PT PP Presisi Tbk (PPRE) mengumumkan perubahan jajaran direksi dan dewan komisaris setelah menggelar Rapat Umum Pemegang Saham Tahunan (RUPST) Tahun Buku 2025, Rapat Umum Pemegang Saham Luar Biasa (RUPSLB) Tahun 2026, serta RUPSLB Independen Tahun 2026. Langkah ini diambil sebagai bagian dari upaya memperkuat tata kelola dan kepemimpinan perusahaan di tengah dinamika industri yang terus berubah.
Dalam susunan baru yang ditetapkan, posisi Komisaris Utama merangkap Komisaris Independen diisi oleh Narwanto. Dua komisaris lainnya adalah Maulana Malik Ibrahim dan Albert Simangunsong.

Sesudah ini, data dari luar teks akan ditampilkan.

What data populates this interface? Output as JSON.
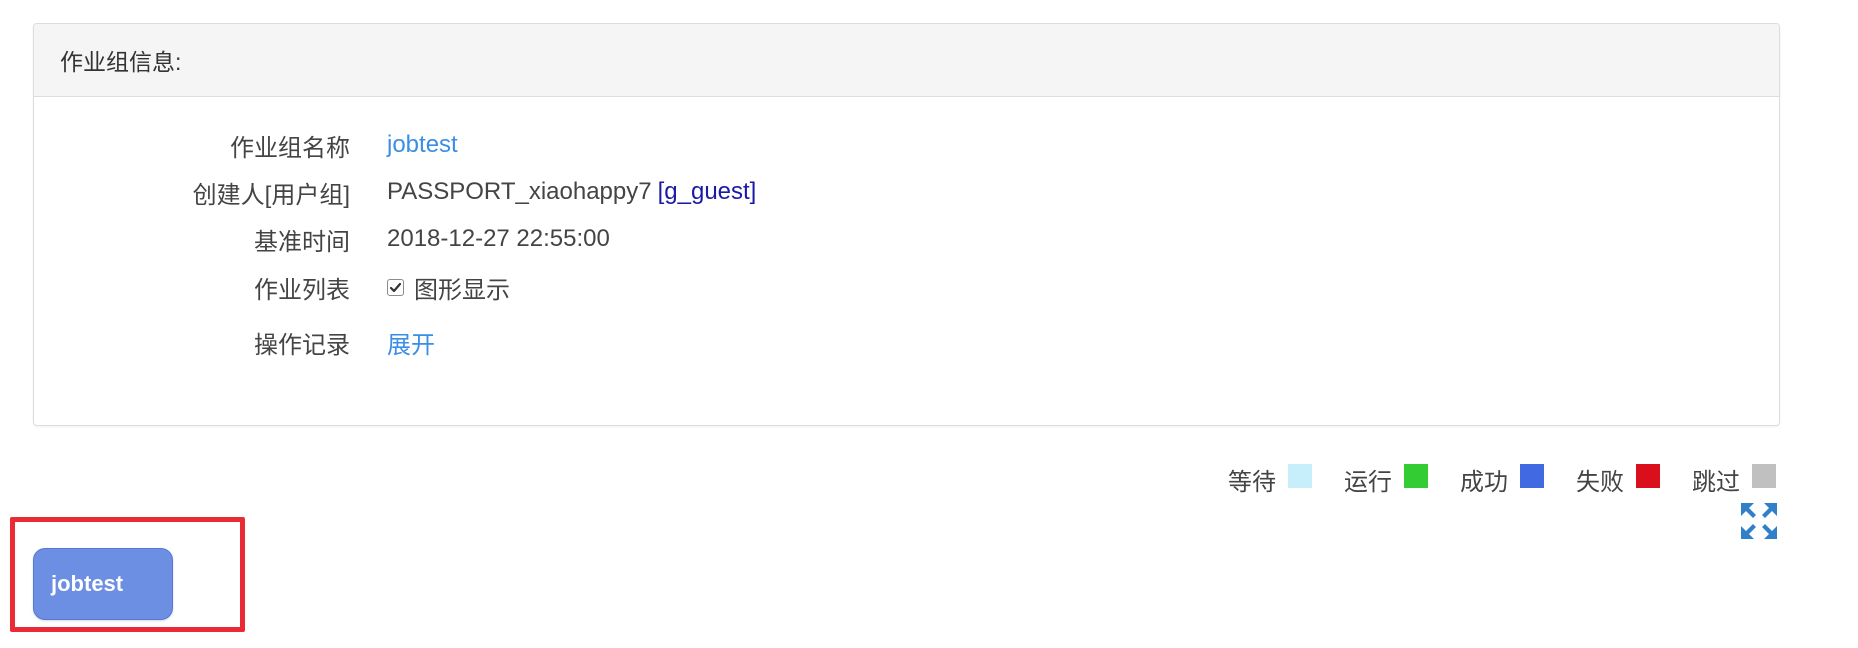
{
  "panel": {
    "title": "作业组信息:"
  },
  "info": {
    "name_label": "作业组名称",
    "name_value": "jobtest",
    "creator_label": "创建人[用户组]",
    "creator_value": "PASSPORT_xiaohappy7",
    "creator_group": "[g_guest]",
    "basetime_label": "基准时间",
    "basetime_value": "2018-12-27 22:55:00",
    "joblist_label": "作业列表",
    "joblist_checkbox_label": "图形显示",
    "joblist_checkbox_checked": true,
    "oplog_label": "操作记录",
    "oplog_link": "展开"
  },
  "legend": {
    "items": [
      {
        "label": "等待",
        "color": "#c6eefb"
      },
      {
        "label": "运行",
        "color": "#33cc33"
      },
      {
        "label": "成功",
        "color": "#4169e1"
      },
      {
        "label": "失败",
        "color": "#d9101b"
      },
      {
        "label": "跳过",
        "color": "#c0c0c0"
      }
    ]
  },
  "toolbar": {
    "fullscreen_icon": "expand-arrows-icon",
    "fullscreen_color": "#2f80c8"
  },
  "graph": {
    "node_label": "jobtest",
    "node_color": "#6c8ee3",
    "highlight_color": "#ea2b35"
  }
}
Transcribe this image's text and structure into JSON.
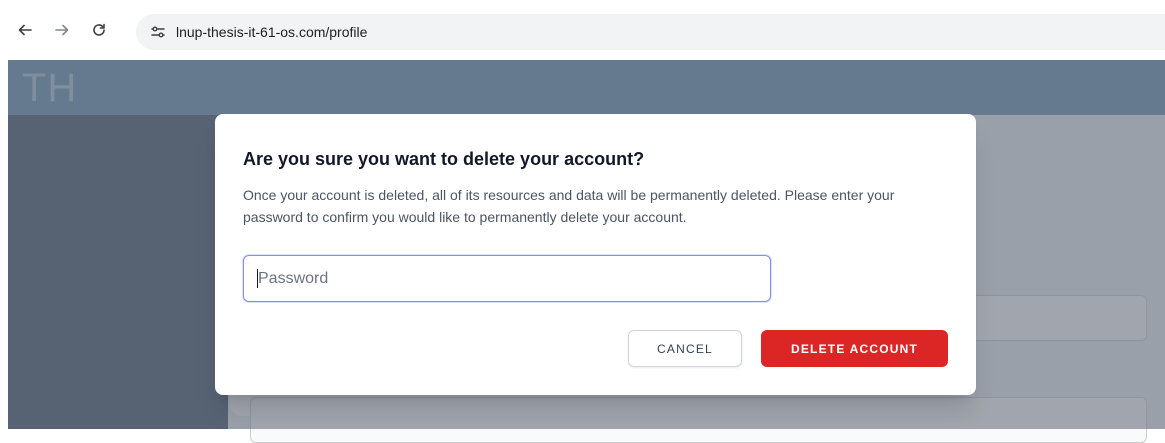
{
  "browser": {
    "url": "lnup-thesis-it-61-os.com/profile",
    "icons": [
      "back-arrow-icon",
      "forward-arrow-icon",
      "reload-icon",
      "site-settings-icon"
    ]
  },
  "app": {
    "logo": "TH"
  },
  "modal": {
    "title": "Are you sure you want to delete your account?",
    "description": "Once your account is deleted, all of its resources and data will be permanently deleted. Please enter your password to confirm you would like to permanently delete your account.",
    "password_placeholder": "Password",
    "password_value": "",
    "cancel_label": "CANCEL",
    "delete_label": "DELETE ACCOUNT"
  },
  "colors": {
    "header": "#5d84a8",
    "sidebar": "#374a5f",
    "danger": "#dc2626",
    "focus_ring": "#818cf8"
  }
}
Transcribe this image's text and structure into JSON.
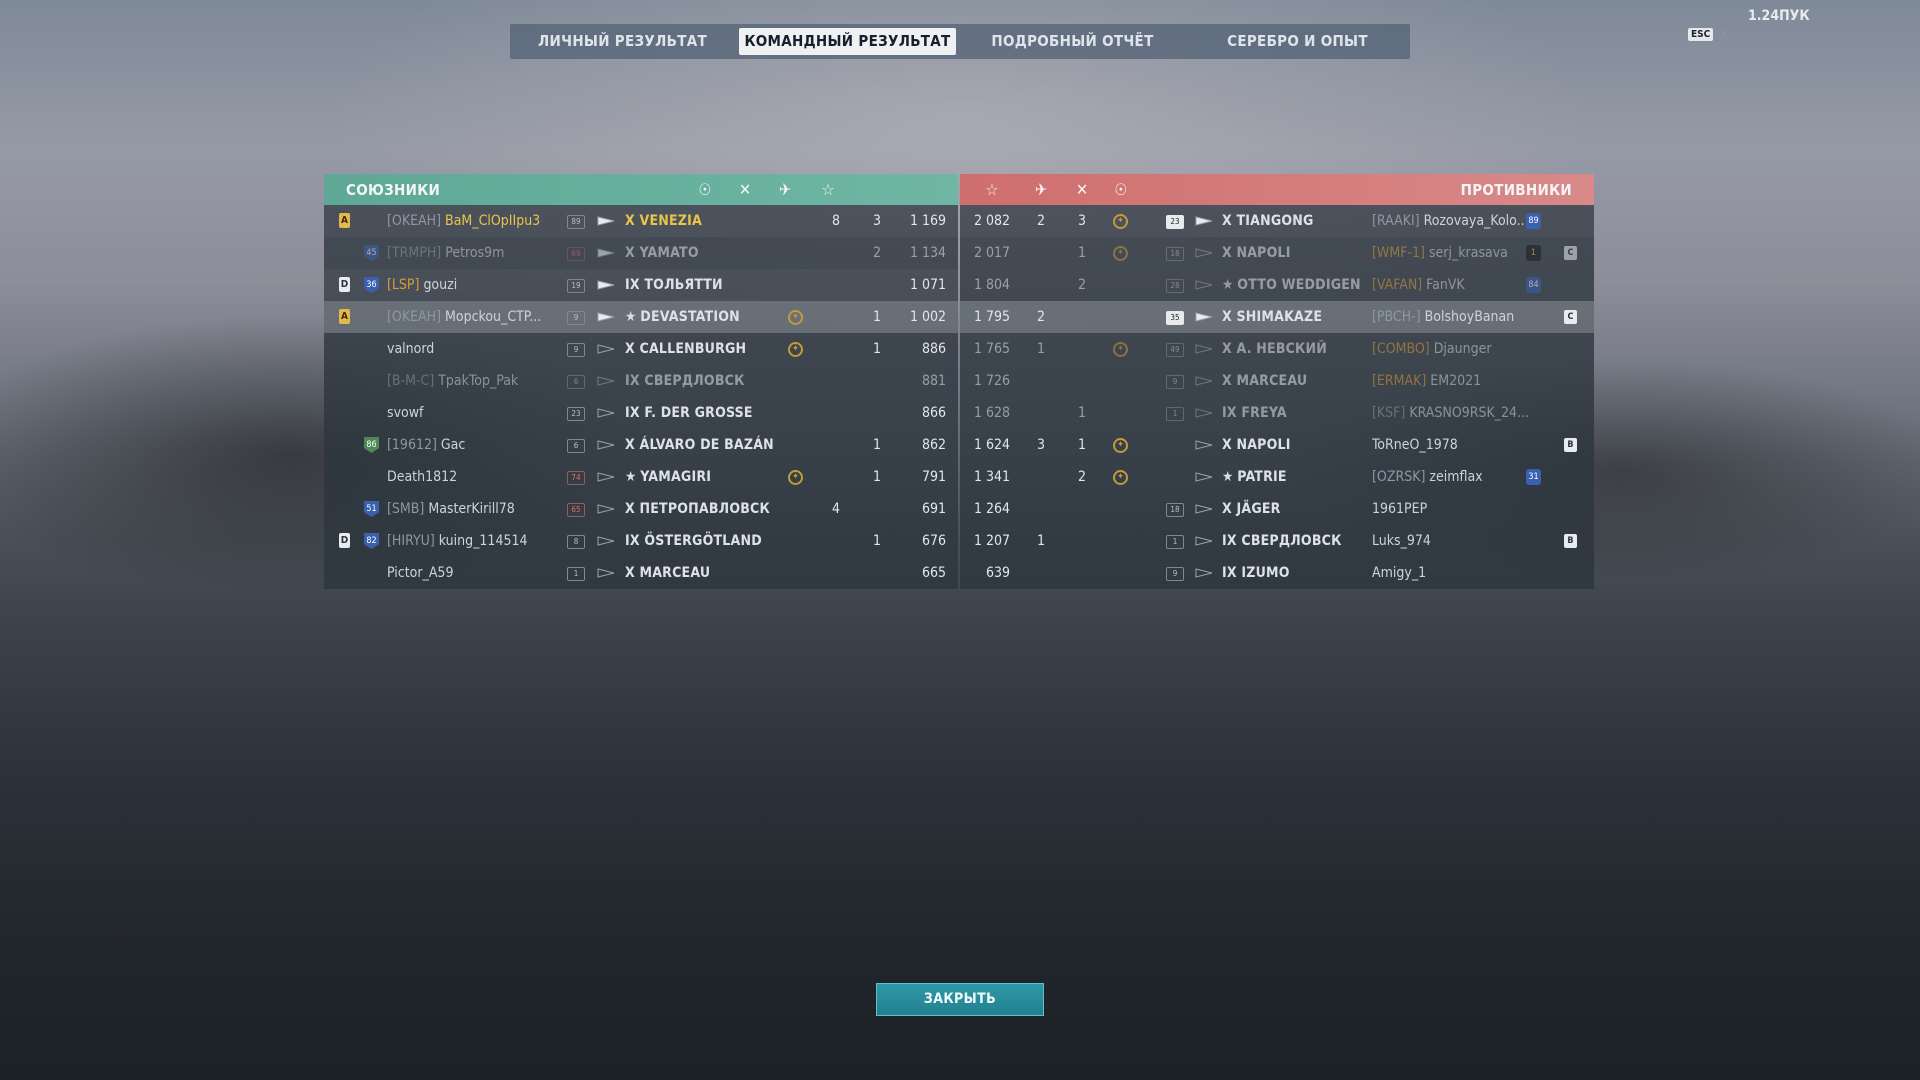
{
  "version": "1.24ПУК",
  "esc_label": "ESC",
  "tabs": [
    {
      "label": "ЛИЧНЫЙ РЕЗУЛЬТАТ",
      "active": false
    },
    {
      "label": "КОМАНДНЫЙ РЕЗУЛЬТАТ",
      "active": true
    },
    {
      "label": "ПОДРОБНЫЙ ОТЧЁТ",
      "active": false
    },
    {
      "label": "СЕРЕБРО И ОПЫТ",
      "active": false
    }
  ],
  "allies": {
    "title": "СОЮЗНИКИ",
    "rows": [
      {
        "rank": "A",
        "level": "",
        "clan": "[OKEAH]",
        "name": "BaM_ClOpIIpu3",
        "name_gold": true,
        "mm": "89",
        "ship": "X VENEZIA",
        "ship_gold": true,
        "star": false,
        "medal": false,
        "kills": "8",
        "planes": "3",
        "xp": "1 169",
        "style": "alt"
      },
      {
        "rank": "",
        "level": "45",
        "clan": "[TRMPH]",
        "name": "Petros9m",
        "mm": "69",
        "mm_red": true,
        "ship": "X YAMATO",
        "star": false,
        "medal": false,
        "kills": "",
        "planes": "2",
        "xp": "1 134",
        "style": "dead"
      },
      {
        "rank": "D",
        "level": "36",
        "clan": "[LSP]",
        "clan_orange": true,
        "name": "gouzi",
        "mm": "19",
        "ship": "IX ТОЛЬЯТТИ",
        "star": false,
        "medal": false,
        "kills": "",
        "planes": "",
        "xp": "1 071",
        "style": "alt"
      },
      {
        "rank": "A",
        "level": "",
        "clan": "[OKEAH]",
        "name": "Mopckou_CTP...",
        "mm": "9",
        "ship": "DEVASTATION",
        "star": true,
        "medal": true,
        "kills": "",
        "planes": "1",
        "xp": "1 002",
        "style": "me"
      },
      {
        "rank": "",
        "level": "",
        "clan": "",
        "name": "valnord",
        "mm": "9",
        "ship": "X CALLENBURGH",
        "star": false,
        "medal": true,
        "kills": "",
        "planes": "1",
        "xp": "886",
        "style": ""
      },
      {
        "rank": "",
        "level": "",
        "clan": "[B-M-C]",
        "name": "TpakTop_Pak",
        "mm": "6",
        "ship": "IX СВЕРДЛОВСК",
        "star": false,
        "medal": false,
        "kills": "",
        "planes": "",
        "xp": "881",
        "style": "dead"
      },
      {
        "rank": "",
        "level": "",
        "clan": "",
        "name": "svowf",
        "mm": "23",
        "ship": "IX F. DER GROSSE",
        "star": false,
        "medal": false,
        "kills": "",
        "planes": "",
        "xp": "866",
        "style": ""
      },
      {
        "rank": "",
        "level": "86",
        "level_green": true,
        "clan": "[19612]",
        "name": "Gac",
        "mm": "6",
        "ship": "X ÁLVARO DE BAZÁN",
        "star": false,
        "medal": false,
        "kills": "",
        "planes": "1",
        "xp": "862",
        "style": ""
      },
      {
        "rank": "",
        "level": "",
        "clan": "",
        "name": "Death1812",
        "mm": "74",
        "mm_red": true,
        "ship": "YAMAGIRI",
        "star": true,
        "medal": true,
        "kills": "",
        "planes": "1",
        "xp": "791",
        "style": ""
      },
      {
        "rank": "",
        "level": "51",
        "clan": "[SMB]",
        "name": "MasterKirill78",
        "mm": "65",
        "mm_red": true,
        "ship": "X ПЕТРОПАВЛОВСК",
        "star": false,
        "medal": false,
        "kills": "4",
        "planes": "",
        "xp": "691",
        "style": ""
      },
      {
        "rank": "D",
        "level": "82",
        "clan": "[HIRYU]",
        "name": "kuing_114514",
        "mm": "8",
        "ship": "IX ÖSTERGÖTLAND",
        "star": false,
        "medal": false,
        "kills": "",
        "planes": "1",
        "xp": "676",
        "style": ""
      },
      {
        "rank": "",
        "level": "",
        "clan": "",
        "name": "Pictor_A59",
        "mm": "1",
        "ship": "X MARCEAU",
        "star": false,
        "medal": false,
        "kills": "",
        "planes": "",
        "xp": "665",
        "style": ""
      }
    ]
  },
  "enemies": {
    "title": "ПРОТИВНИКИ",
    "rows": [
      {
        "xp": "2 082",
        "planes": "2",
        "kills": "3",
        "medal": true,
        "mm": "23",
        "mm_lit": true,
        "ship": "X TIANGONG",
        "star": false,
        "clan": "[RAAKI]",
        "name": "Rozovaya_Kolo...",
        "level": "89",
        "tag": "",
        "style": "alt"
      },
      {
        "xp": "2 017",
        "planes": "",
        "kills": "1",
        "medal": true,
        "mm": "18",
        "ship": "X NAPOLI",
        "star": false,
        "clan": "[WMF-1]",
        "clan_orange": true,
        "name": "serj_krasava",
        "level": "1",
        "level_dark": true,
        "tag": "C",
        "style": "dead"
      },
      {
        "xp": "1 804",
        "planes": "",
        "kills": "2",
        "medal": false,
        "mm": "28",
        "ship": "OTTO WEDDIGEN",
        "star": true,
        "clan": "[VAFAN]",
        "clan_orange": true,
        "name": "FanVK",
        "level": "84",
        "tag": "",
        "style": "dead"
      },
      {
        "xp": "1 795",
        "planes": "2",
        "kills": "",
        "medal": false,
        "mm": "35",
        "mm_lit": true,
        "ship": "X SHIMAKAZE",
        "star": false,
        "clan": "[PBCH-]",
        "name": "BolshoyBanan",
        "level": "",
        "tag": "C",
        "style": "me"
      },
      {
        "xp": "1 765",
        "planes": "1",
        "kills": "",
        "medal": true,
        "mm": "49",
        "ship": "X A. НЕВСКИЙ",
        "star": false,
        "clan": "[COMBO]",
        "clan_orange": true,
        "name": "Djaunger",
        "level": "",
        "tag": "",
        "style": "dead"
      },
      {
        "xp": "1 726",
        "planes": "",
        "kills": "",
        "medal": false,
        "mm": "9",
        "ship": "X MARCEAU",
        "star": false,
        "clan": "[ERMAK]",
        "clan_orange": true,
        "name": "EM2021",
        "level": "",
        "tag": "",
        "style": "dead"
      },
      {
        "xp": "1 628",
        "planes": "",
        "kills": "1",
        "medal": false,
        "mm": "1",
        "ship": "IX FREYA",
        "star": false,
        "clan": "[KSF]",
        "name": "KRASNO9RSK_24...",
        "level": "",
        "tag": "",
        "style": "dead"
      },
      {
        "xp": "1 624",
        "planes": "3",
        "kills": "1",
        "medal": true,
        "mm": "",
        "ship": "X NAPOLI",
        "star": false,
        "clan": "",
        "name": "ToRneO_1978",
        "level": "",
        "tag": "B",
        "style": ""
      },
      {
        "xp": "1 341",
        "planes": "",
        "kills": "2",
        "medal": true,
        "mm": "",
        "ship": "PATRIE",
        "star": true,
        "clan": "[OZRSK]",
        "name": "zeimflax",
        "level": "31",
        "tag": "",
        "style": ""
      },
      {
        "xp": "1 264",
        "planes": "",
        "kills": "",
        "medal": false,
        "mm": "18",
        "ship": "X JÄGER",
        "star": false,
        "clan": "",
        "name": "1961PEP",
        "level": "",
        "tag": "",
        "style": ""
      },
      {
        "xp": "1 207",
        "planes": "1",
        "kills": "",
        "medal": false,
        "mm": "1",
        "ship": "IX СВЕРДЛОВСК",
        "star": false,
        "clan": "",
        "name": "Luks_974",
        "level": "",
        "tag": "B",
        "style": ""
      },
      {
        "xp": "639",
        "planes": "",
        "kills": "",
        "medal": false,
        "mm": "9",
        "ship": "IX IZUMO",
        "star": false,
        "clan": "",
        "name": "Amigy_1",
        "level": "",
        "tag": "",
        "style": ""
      }
    ]
  },
  "icons": {
    "header_ally": [
      "laurel-icon",
      "swords-icon",
      "plane-icon",
      "star-icon"
    ],
    "header_enemy": [
      "star-icon",
      "plane-icon",
      "swords-icon",
      "laurel-icon"
    ]
  },
  "colors": {
    "ally": "#6fb7a3",
    "enemy": "#d98989",
    "gold": "#e8c54a",
    "button": "#2a8a98"
  },
  "close_label": "ЗАКРЫТЬ"
}
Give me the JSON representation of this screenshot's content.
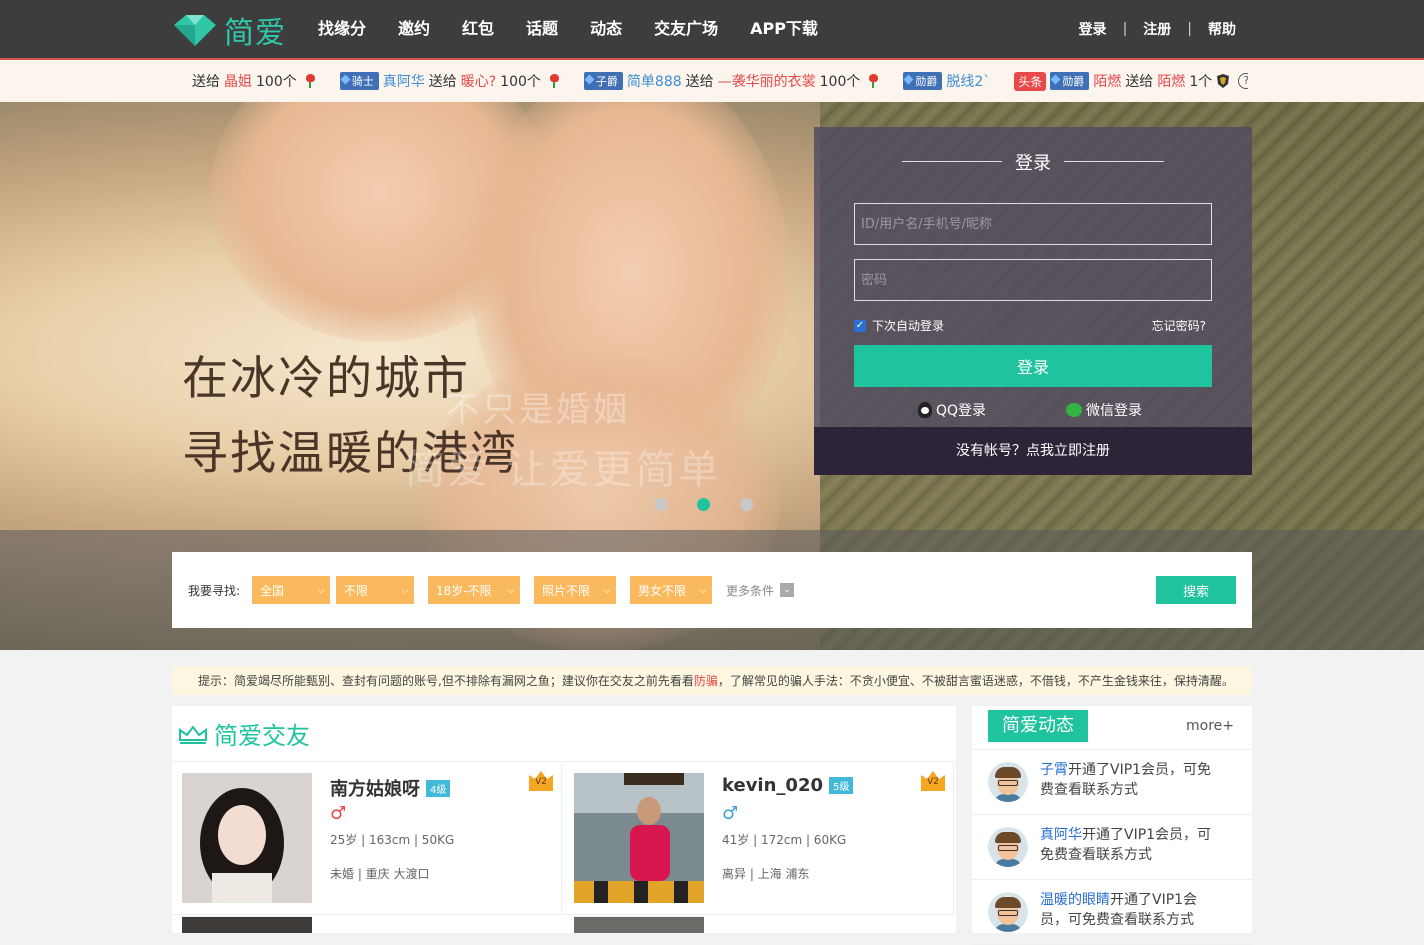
{
  "brand": {
    "name": "简爱",
    "color": "#2fc7a8"
  },
  "nav": {
    "items": [
      "找缘分",
      "邀约",
      "红包",
      "话题",
      "动态",
      "交友广场",
      "APP下载"
    ],
    "login": "登录",
    "register": "注册",
    "help": "帮助",
    "separator": "|"
  },
  "ticker": {
    "items": [
      {
        "lead": "送给",
        "to": "晶姐",
        "amount": "100个"
      },
      {
        "badge": "骑士",
        "from": "真阿华",
        "verb": "送给",
        "to": "暖心?",
        "amount": "100个"
      },
      {
        "badge": "子爵",
        "from": "简单888",
        "verb": "送给",
        "to": "—袭华丽的衣裳",
        "amount": "100个"
      },
      {
        "badge": "勋爵",
        "from": "脱线2`"
      },
      {
        "headline": "头条",
        "badge": "勋爵",
        "from": "陌燃",
        "verb": "送给",
        "to": "陌燃",
        "amount": "1个"
      }
    ],
    "help_icon": "?"
  },
  "hero": {
    "line1": "在冰冷的城市",
    "line2": "寻找温暖的港湾",
    "ghost1": "不只是婚姻",
    "ghost2": "简爱 让爱更简单",
    "active_slide": 1,
    "slide_count": 3
  },
  "login": {
    "title": "登录",
    "username_placeholder": "ID/用户名/手机号/昵称",
    "password_placeholder": "密码",
    "remember_label": "下次自动登录",
    "remember_checked": true,
    "forgot": "忘记密码?",
    "submit": "登录",
    "qq": "QQ登录",
    "wechat": "微信登录",
    "register_prompt": "没有帐号？点我立即注册"
  },
  "search": {
    "label": "我要寻找:",
    "filters": [
      "全国",
      "不限",
      "18岁-不限",
      "照片不限",
      "男女不限"
    ],
    "more": "更多条件",
    "button": "搜索"
  },
  "notice": {
    "prefix": "提示：简爱竭尽所能甄别、查封有问题的账号,但不排除有漏网之鱼；建议你在交友之前先看看",
    "warn": "防骗",
    "suffix": "，了解常见的骗人手法：不贪小便宜、不被甜言蜜语迷惑，不借钱，不产生金钱来往，保持清醒。"
  },
  "friends": {
    "title": "简爱交友",
    "cards": [
      {
        "name": "南方姑娘呀",
        "level": "4级",
        "vip": "V2",
        "gender": "♂",
        "gender_color": "#e8484a",
        "stats": "25岁 | 163cm | 50KG",
        "status": "未婚 | 重庆 大渡口"
      },
      {
        "name": "kevin_020",
        "level": "5级",
        "vip": "V2",
        "gender": "♂",
        "gender_color": "#3e9ed8",
        "stats": "41岁 | 172cm | 60KG",
        "status": "离异 | 上海 浦东"
      }
    ]
  },
  "news": {
    "title": "简爱动态",
    "more": "more+",
    "items": [
      {
        "who": "子霄",
        "text": "开通了VIP1会员，可免费查看联系方式"
      },
      {
        "who": "真阿华",
        "text": "开通了VIP1会员，可免费查看联系方式"
      },
      {
        "who": "温暖的眼睛",
        "text": "开通了VIP1会员，可免费查看联系方式"
      }
    ]
  }
}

Sementara itu, di jajaran direksi, Rizki Dianugrah ditunjuk sebagai Direktur Utama. Ramlan Nurdiansah menjabat Direktur Keuangan & Human Capital Management, dan Yovi Hendra dipercaya sebagai Direktur Operasi.
Di balik perubahan struktur kepemimpinan itu, perseroan mencatatkan kinerja yang tetap solid. Pada tahun buku 2025, PPRE membukukan pendapatan konsolidasian sebesar Rp3,9 triliun. Angka ini naik sekitar 4 persen dibandingkan tahun sebelumnya yang mencapai Rp3,8 triliun. Pencapaian tersebut disebut sebagai hasil dari strategi diversifikasi bisnis yang dijalankan secara konsisten, sekaligus menjaga produktivitas operasional tetap berkelanjutan.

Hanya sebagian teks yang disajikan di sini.